Is that a gator in your pants, or are you just happy to see me?

A couple in Charlotte County were pulled over when they failed to come to a complete stop at a stop sign in the wee hours of the morning. The deputy gave them a warning for the sign and asked where they were coming from. They told him they’d been collecting frogs and snakes. The deputy then asked them if he could see what they caught, to make sure they were complying with the rules. The woman opened a backpack to reveal 42 small turtles; one softshell and the rest three-striped mud turtles. The deputy then asked her if she had anything else, and she pulled a foot long alligator out of her yoga pants!

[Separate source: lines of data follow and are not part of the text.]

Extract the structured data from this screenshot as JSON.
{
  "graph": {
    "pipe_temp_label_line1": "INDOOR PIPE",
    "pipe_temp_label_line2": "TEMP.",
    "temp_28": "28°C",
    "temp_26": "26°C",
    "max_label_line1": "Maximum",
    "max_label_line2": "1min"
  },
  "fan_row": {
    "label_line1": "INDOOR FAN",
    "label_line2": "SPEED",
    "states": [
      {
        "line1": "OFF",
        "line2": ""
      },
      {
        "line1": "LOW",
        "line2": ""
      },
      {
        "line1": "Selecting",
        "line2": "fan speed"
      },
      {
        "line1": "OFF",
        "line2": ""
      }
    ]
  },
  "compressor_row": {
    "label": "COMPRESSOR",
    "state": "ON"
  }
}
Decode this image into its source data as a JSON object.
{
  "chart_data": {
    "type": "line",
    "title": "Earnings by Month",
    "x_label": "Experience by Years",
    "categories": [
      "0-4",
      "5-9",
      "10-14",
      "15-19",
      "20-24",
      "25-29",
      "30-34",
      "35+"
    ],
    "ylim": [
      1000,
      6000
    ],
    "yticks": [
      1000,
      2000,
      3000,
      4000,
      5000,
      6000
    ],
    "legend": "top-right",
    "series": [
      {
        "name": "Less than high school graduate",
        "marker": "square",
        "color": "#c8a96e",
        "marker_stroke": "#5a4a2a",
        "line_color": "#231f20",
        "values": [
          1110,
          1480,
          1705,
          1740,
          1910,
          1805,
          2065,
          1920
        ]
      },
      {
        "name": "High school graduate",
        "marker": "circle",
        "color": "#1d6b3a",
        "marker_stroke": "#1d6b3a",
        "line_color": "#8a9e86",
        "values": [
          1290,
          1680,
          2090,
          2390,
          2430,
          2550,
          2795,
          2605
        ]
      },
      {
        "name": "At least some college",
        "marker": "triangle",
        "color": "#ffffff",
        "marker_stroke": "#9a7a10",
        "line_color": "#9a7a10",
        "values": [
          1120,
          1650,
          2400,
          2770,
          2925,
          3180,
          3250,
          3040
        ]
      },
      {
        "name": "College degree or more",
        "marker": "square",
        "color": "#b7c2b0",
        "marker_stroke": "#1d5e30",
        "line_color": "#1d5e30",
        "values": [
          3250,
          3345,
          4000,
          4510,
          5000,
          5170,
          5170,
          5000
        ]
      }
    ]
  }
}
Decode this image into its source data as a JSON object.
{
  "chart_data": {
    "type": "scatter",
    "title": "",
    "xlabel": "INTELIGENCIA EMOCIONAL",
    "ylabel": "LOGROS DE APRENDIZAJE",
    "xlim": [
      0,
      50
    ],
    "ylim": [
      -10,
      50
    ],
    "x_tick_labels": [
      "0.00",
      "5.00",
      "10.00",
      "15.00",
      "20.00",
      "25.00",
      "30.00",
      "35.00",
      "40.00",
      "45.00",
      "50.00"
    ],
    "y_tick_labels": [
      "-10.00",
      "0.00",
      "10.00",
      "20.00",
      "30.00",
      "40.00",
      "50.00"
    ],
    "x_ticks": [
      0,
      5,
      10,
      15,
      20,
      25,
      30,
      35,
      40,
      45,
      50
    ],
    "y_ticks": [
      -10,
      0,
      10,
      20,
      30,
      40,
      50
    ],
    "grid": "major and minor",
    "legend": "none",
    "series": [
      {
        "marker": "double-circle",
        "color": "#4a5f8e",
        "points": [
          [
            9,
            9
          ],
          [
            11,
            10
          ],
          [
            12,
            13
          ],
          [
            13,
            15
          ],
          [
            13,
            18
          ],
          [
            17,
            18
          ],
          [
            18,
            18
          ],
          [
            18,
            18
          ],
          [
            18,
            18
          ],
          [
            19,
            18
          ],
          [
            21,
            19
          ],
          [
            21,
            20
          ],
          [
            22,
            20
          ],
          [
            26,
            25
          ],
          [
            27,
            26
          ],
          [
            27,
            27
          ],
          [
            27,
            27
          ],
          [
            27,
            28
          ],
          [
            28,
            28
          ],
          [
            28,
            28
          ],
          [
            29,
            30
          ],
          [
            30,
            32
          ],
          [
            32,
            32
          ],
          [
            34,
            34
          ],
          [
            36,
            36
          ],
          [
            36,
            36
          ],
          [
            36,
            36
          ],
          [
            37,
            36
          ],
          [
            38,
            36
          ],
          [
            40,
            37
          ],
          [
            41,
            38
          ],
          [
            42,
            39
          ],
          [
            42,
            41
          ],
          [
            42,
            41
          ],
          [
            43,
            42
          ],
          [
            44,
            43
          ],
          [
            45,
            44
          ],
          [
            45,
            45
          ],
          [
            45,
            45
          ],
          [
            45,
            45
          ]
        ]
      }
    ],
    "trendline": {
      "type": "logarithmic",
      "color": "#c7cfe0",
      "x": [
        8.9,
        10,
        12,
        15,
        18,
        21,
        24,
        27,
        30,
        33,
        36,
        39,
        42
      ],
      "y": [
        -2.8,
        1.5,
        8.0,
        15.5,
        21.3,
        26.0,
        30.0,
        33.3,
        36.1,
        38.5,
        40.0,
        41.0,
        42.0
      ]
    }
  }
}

The deputy called in FWC to take over the wildlife investigation. The driver and passenger were cited for possessing protected species and for a bag-limit violation and released. The animals were returned to the wild.

It might seem silly, but wildlife management is key to protecting the flora and fauna of our habitat. These guys don’t seem like pros, but there is a black market for some protected animals. Just a couple years ago, an alleged alligator poaching ring was busted up, recovering 10,000 gator eggs. Investigators created a fake alligator farm as part of the sting operation! One of those defendants has been sentenced to three years in prison for racketeering and other wildlife related offenses. Know the rules before you fish… or collect reptiles! (Some people call reptile and/or snake collecting “herping“… now you know.)

photos via CCSO

Yoga pants do not seem like the best place to stash a gator… or any wildlife, for that matter.